Cuando salimos de Dean Forest Road y pasamos por el mismo centro comercial donde ayer utilicé el teléfono público, pregunto por las gotas de sangre en las fotografías que estaba mirando cuando Sammy Chang llamó. ¿Colin o Marino sabían que había sangre en la galería, en el patio trasero y el jardín de los Jordan? Alguien estaba sangrando, y es posible que esta persona saliera de la casa, quizá para abandonar la propiedad a través del jardín y una arboleda y acceder a East Liberty Street. Quizá la persona resultó herida en el patio trasero y goteaba sangre cuando regresaba a la casa.
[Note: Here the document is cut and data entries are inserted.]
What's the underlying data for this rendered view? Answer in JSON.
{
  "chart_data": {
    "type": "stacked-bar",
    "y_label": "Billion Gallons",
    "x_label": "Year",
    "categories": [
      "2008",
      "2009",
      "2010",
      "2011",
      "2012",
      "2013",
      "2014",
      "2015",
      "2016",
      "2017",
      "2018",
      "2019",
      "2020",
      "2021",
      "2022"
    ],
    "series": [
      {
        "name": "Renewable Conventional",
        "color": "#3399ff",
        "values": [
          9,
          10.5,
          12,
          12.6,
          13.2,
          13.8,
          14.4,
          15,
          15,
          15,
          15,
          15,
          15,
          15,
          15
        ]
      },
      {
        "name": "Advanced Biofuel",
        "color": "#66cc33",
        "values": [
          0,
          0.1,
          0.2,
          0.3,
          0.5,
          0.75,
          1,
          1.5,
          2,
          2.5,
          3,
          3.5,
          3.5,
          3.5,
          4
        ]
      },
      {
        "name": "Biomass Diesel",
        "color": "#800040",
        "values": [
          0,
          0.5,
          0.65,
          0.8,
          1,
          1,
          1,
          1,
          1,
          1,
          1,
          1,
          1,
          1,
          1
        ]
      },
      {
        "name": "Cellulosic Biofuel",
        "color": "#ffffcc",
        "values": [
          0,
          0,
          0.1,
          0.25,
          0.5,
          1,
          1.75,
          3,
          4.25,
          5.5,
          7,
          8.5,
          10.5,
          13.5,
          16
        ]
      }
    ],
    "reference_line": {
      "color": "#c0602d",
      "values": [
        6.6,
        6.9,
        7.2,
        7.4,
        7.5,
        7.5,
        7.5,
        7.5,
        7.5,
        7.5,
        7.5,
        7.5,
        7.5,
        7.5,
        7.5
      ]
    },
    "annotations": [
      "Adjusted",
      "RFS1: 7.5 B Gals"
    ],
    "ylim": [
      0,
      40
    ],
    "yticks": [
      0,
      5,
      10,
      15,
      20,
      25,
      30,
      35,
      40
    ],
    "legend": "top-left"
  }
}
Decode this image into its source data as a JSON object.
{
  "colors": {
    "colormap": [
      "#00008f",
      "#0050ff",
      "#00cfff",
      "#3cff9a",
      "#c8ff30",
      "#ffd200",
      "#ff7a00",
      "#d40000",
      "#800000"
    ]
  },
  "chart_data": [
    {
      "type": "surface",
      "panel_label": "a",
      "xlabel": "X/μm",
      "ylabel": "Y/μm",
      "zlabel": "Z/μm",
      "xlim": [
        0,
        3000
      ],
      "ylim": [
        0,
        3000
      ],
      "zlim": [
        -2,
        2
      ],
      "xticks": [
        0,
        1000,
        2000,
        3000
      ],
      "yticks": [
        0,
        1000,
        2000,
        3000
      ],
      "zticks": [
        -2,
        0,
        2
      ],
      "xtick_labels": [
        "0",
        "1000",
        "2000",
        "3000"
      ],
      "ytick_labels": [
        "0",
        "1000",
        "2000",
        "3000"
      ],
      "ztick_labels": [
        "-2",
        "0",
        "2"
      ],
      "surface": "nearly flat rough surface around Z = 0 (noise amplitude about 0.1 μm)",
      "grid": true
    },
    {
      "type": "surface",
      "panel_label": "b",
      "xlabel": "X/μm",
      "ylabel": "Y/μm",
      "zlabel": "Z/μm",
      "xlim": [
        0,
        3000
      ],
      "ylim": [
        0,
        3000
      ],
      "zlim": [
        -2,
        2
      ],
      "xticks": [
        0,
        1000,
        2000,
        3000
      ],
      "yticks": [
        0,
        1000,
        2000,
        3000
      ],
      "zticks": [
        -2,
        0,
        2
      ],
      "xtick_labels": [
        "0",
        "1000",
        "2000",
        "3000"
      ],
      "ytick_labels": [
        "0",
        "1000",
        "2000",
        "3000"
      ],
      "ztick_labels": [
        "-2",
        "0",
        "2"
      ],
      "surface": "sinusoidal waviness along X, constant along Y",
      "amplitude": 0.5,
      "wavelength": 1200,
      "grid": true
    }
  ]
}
Sangre que no se limpió, añado, y que llevó a preguntarme si la dejaron en el momento de los asesinatos.
—Un goteo constante —explico—. Alguien sangrando desde una posición vertical mientras se mueve, lo más probable entrando o saliendo de la casa. Por ejemplo, si alguien se corta la mano y la mantiene alzada. También un corte en la cabeza o una hemorragia nasal.
—Es curioso que menciones una mano cortada —señala Colin.
—No creo saber nada de eso.
La voz de Marino de nuevo suena fuerte en mis oídos.
—Imagino que se tomaron muestras de dichas manchas de sangre para el ADN —agrego.
—Yo no sé nada sobre sangre en la galería o el patio —repite Marino—. No creo que Jaime tuviese esas fotos.
—¿Confidencialmente? —dice Colin mientras volvemos sobre mis pasos de ayer, con la GPFW a unos minutos de aquí—. Porque necesitas conseguir esta información de los informes de ADN. Nunca se creyó que las manchas de sangre tuviesen nada que ver con los asesinatos. Estás haciendo lo que hice entonces, quedar atrapada en algo que terminó en nada.
—Las fotos fueron tomadas cuando se procesó la escena del crimen —digo.
—Por el investigador Long, y son parte del expediente del caso, pero no fueron presentadas como pruebas durante el juicio —explica Colin—. Decidieron que no estaban relacionadas. No sé si has visto las fotos de Gloria Jordan.
—Todavía no.
—Cuando lo hagas, advertirás que tiene un corte en el pulgar izquierdo, entre el primer y el segundo nudillo. Un corte reciente pero más parecido a una herida defensiva, lo que me desconcertó al principio porque no había otras lesiones defensivas. La apuñalaron en el cuello, el pecho y la espalda veintisiete veces y le cortaron la garganta. La asesinaron en la cama y no había ningún indicio de que luchase e incluso que supiese lo que estaba sucediendo.
Resultó ser que el ADN de las gotas de sangre de la galería era de Gloria Jordan. Cuando me enteré se me ocurrió que ella podría haberse cortado el pulgar antes y que, por lo tanto, el corte no tenía nada que ver con su asesinato. Este tipo de cosas suceden a menudo. Sangre vieja, sudor, saliva que no tiene nada que ver con el crimen que estás investigando. En la ropa, en el interior de los vehículos, en un cuarto de baño, en las escaleras, en la calzada, en un teclado de ordenador.
—¿El pulgar con el corte tenía sangre cuando examinó el cadáver? —pregunta Marino cuando pasamos por delante del chatarrero, con sus montañas de coches y camiones destrozados.
—Jesús. Había sangre por todas partes —responde Colin—. Sus manos estaban así. —Aparta las manos del volante y las mete debajo del cuello—. Quizás un movimiento reflejo para llevárselas a la garganta después del corte o para adoptar una posición fetal mientras moría. O puede ser que las pusiera así el asesino que creo que dedicó cierto tiempo a acomodar los cuerpos para burlarse de ellos. El caso es que sus manos estaban llenas de sangre.